A new study highlights the importance of ensuring that the global transition to 100 percent clean power—which scientists say is necessary to avert climate catastrophe—doesn't rely on dirty mining for metals used in renewable energy and storage technologies.
"As we scale up clean energy technologies in pursuit of our necessarily ambitious climate goals, we must protect community health, water, human rights, and the environment."
—Payal Sampat, Earthworks
The report, entitled Responsible Minerals Sourcing for Renewable Energy (pdf), was prepared by the Institute for Sustainable Futures (ISF) for Earthworks, as part of the U.S. nonprofit's new "Making Clean Energy Clean, Just & Equitable" initiative. It was released Wednesday.
"As we scale up clean energy technologies in pursuit of our necessarily ambitious climate goals, we must protect community health, water, human rights, and the environment," said Payal Sampat, director of Earthworks' Mining Program.
"We have an opportunity, if we act now," Sampat added, "to ensure that our emerging clean energy economy is truly clean—as well as just and equitable—and not dependent on dirty mining."
Hot off the presses: new research by @UTSISF for @Earthworks shows #cleanenergy is driving minerals demand through the roof. Biz’s and gov’s must ensure clean energy economy is truly clean--and not dependent on dirty mining. https://t.co/uRxMzyJmxf
— EARTHWORKS (@Earthworks) April 17, 2019
The report offers an assessment of projected demand for metals often used in electric vehicles (EV), lithium-ion batteries, wind turbines, solar photovoltaic (PV) systems, and other renewable energy infrastructure. The report also details the potential to decrease demand for certain minerals through efficiency and recycling, and identifies "hotspots" around the world "where opportunities to reduce demand and influence responsible sourcing initiatives will be most needed."
In the Democratic Republic of the Congo, where cobalt mining is common, "heavy metal contamination of air, water, and soil has led to severe health impacts for miners and surrounding communities," the report says. Additionally, "around 20 percent of cobalt from DR Congo is from artisanal and small-scale miners who work in dangerous conditions in hand-dug mines and there is extensive child labor."
"I recognize that we need materials for new technologies, but we should look for ways to get them that do not harm the environment or threaten native culture."
—Silje Karine Muotka, Norway's Sámi Parliament
Pollution and human rights problems tied to extractive industries aren't limited to developing nations. In Norway, indigenous leaders and reindeer herders are fighting to block mining operations that would dump toxic waste into a protected waterway in their territory.

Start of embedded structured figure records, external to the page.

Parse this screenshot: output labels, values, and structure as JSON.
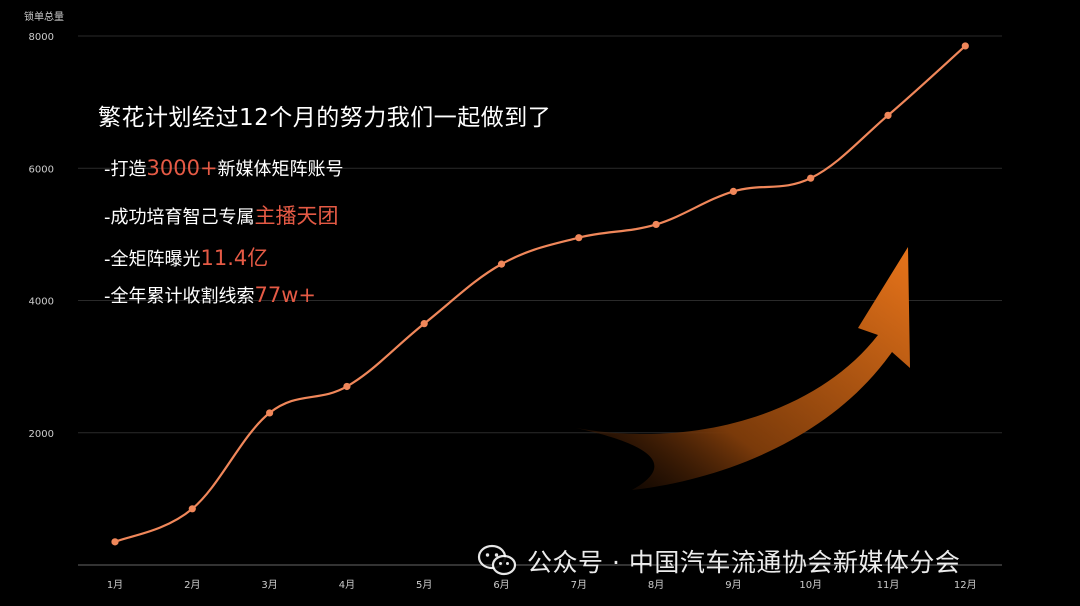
{
  "chart_data": {
    "type": "line",
    "ylabel": "锁单总量",
    "yticks": [
      2000,
      4000,
      6000,
      8000
    ],
    "ylim": [
      0,
      8000
    ],
    "categories": [
      "1月",
      "2月",
      "3月",
      "4月",
      "5月",
      "6月",
      "7月",
      "8月",
      "9月",
      "10月",
      "11月",
      "12月"
    ],
    "series": [
      {
        "values": [
          350,
          850,
          2300,
          2700,
          3650,
          4550,
          4950,
          5150,
          5650,
          5850,
          6800,
          7850
        ]
      }
    ],
    "grid": true,
    "legend": "none"
  },
  "headline": "繁花计划经过12个月的努力我们一起做到了",
  "bullets": [
    {
      "prefix": "-打造",
      "highlight": "3000+",
      "suffix": "新媒体矩阵账号"
    },
    {
      "prefix": "-成功培育智己专属",
      "highlight": "主播天团",
      "suffix": ""
    },
    {
      "prefix": "-全矩阵曝光",
      "highlight": "11.4亿",
      "suffix": ""
    },
    {
      "prefix": "-全年累计收割线索",
      "highlight": "77w+",
      "suffix": ""
    }
  ],
  "watermark": {
    "text": "公众号 · 中国汽车流通协会新媒体分会",
    "icon": "wechat-icon"
  },
  "colors": {
    "line": "#f0875a",
    "highlight": "#e55a45",
    "arrow_light": "#e8741a",
    "arrow_dark": "#2a1205",
    "grid": "#2a2a2a",
    "axis_text": "#cccccc"
  }
}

"The government tell us we have to sacrifice our fjords to mine copper for clean energy," said Silje Karine Muotka, a member of the indigenous Sámi Parliament. "I recognize that we need materials for new technologies, but we should look for ways to get them that do not harm the environment or threaten native culture."
Elsa Dominish, senior research consultant for the the Australia-based ISF, pointed out that "if manufacturers commit to responsible sourcing this will encourage more mines to engage in responsible practices and certification." She also noted that there is "an urgent need to invest in recycling and reuse schemes to ensure the valuable metals used in these technologies are recovered, so only what is necessary is mined."
On a global scale, ISF researchers' key findings include:
- Encouraging recycling and responsible sourcing are the key strategies to promote environmental stewardship and the respect of human rights in the supply chain.
- Recycling is the most important strategy to reduce primary demand.
- Responsible sourcing is needed where supply cannot be met by recycled sources.
- The EV and battery industries have the most urgent need to avoid negative impacts in their supply chains.
The analysis focuses on 14 metals:
Of all the metals studied, copper, lithium, silver, and rare earths present the biggest challenges for substitution, efficiency, and recycling, for a variety of reasons.
As the report explains:
Copper is used in all technologies, and is difficult to substitute, as it is used for its high electrical conductivity. Lithium is challenging to substitute as it is used in the dominant battery technologies, as well as technologies predicted to be important in future, and currently only has limited recycling from batteries. Silver is used in 95 percent of PV panels, and while the industry is continuously increasing its efficiency in material use, it is not currently recycled and is technologically difficult to do so. Similarly, the rare earths neodymium and dysprosium are not currently recycled, and substitution is possible but currently nearly all EVs use this technology.
Given the challenges for those particular minerals as well as the broad environmental and human costs of current mining practices, ISF research director Sven Teske emphasized the need to prioritize improving extraction processes along with transformative climate policies.
"The responsible materials transition," said Teske, "will need to be scaled up just as ambitiously as the 100 percent renewable energy transition."